On July 14, 2026, the stocks that carried the market all year became the reason it fell. Micron dropped about 4.7%, KLA, Marvell, Broadcom and AMD slid alongside it, and the VanEck Semiconductor ETF fell more than 3%. When the leaders crack, the whole tape feels it.
By Ruslan Averin.
This is Ruslan Averin's read on a chip selloff that was really about crowding.
The damage
| Name | Same-session move |
|---|---|
| Micron | ~−4.7% |
| VanEck Semiconductor ETF | ~−3%+ |
| KLA / Marvell / Broadcom / AMD | Broadly lower |
| Nasdaq Composite | ~−1.6% |
Why the winners are the fault line
Concentration is a two-way street. The same characteristics that made semiconductors the market's engine — high multiples, huge weightings, universal ownership — make them the fault line when sentiment shifts. Everyone owns them, so everyone sells them at once.

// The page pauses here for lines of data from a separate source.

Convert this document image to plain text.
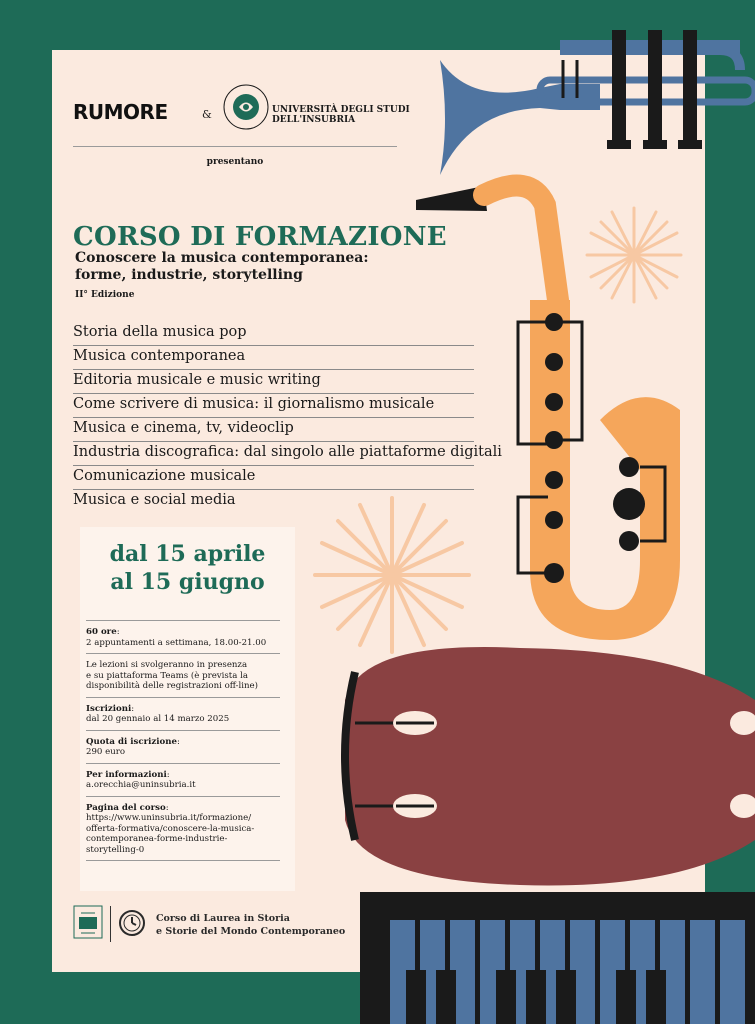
RUMORE	&	UNIVERSITÀ DEGLI STUDI
DELL'INSUBRIA
presentano
CORSO DI FORMAZIONE
Conoscere la musica contemporanea:
forme, industrie, storytelling
II° Edizione
Storia della musica pop
Musica contemporanea
Editoria musicale e music writing
Come scrivere di musica: il giornalismo musicale
Musica e cinema, tv, videoclip
Industria discografica: dal singolo alle piattaforme digitali
Comunicazione musicale
Musica e social media
dal 15 aprile
al 15 giugno
60 ore:
2 appuntamenti a settimana, 18.00-21.00
Le lezioni si svolgeranno in presenza
e su piattaforma Teams (è prevista la
disponibilità delle registrazioni off-line)
Iscrizioni:
dal 20 gennaio al 14 marzo 2025
Quota di iscrizione:
290 euro
Per informazioni:
a.orecchia@uninsubria.it
Pagina del corso:
https://www.uninsubria.it/formazione/
offerta-formativa/conoscere-la-musica-
contemporanea-forme-industrie-
storytelling-0
Corso di Laurea in Storia
e Storie del Mondo Contemporaneo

The move was amplified by IBM's warning that enterprises are rerouting budgets toward hardware and away from software: a reminder that even inside the AI trade, the flows are uneven and the leadership can turn on a single headline.
My read
I separate the noise from the signal. The signal, from TSMC's accelerating sales in the same window, is that chip demand is still strong. The noise is a crowded, expensive group de-risking in a single session. Both are true. What the day exposed is fragility: when a market's earnings growth leans this heavily on one sector, a bad session in that sector is a bad session for everyone. That is not a reason to abandon the theme — it is a reason to respect position sizing and to expect these air pockets as a feature, not a bug, of a concentrated market.
Bottom line
The chip rout was crowding unwinding, not the demand story breaking — but it showed how much of the market now rests on one group. I am not telling anyone to buy or sell; this is analysis, not advice.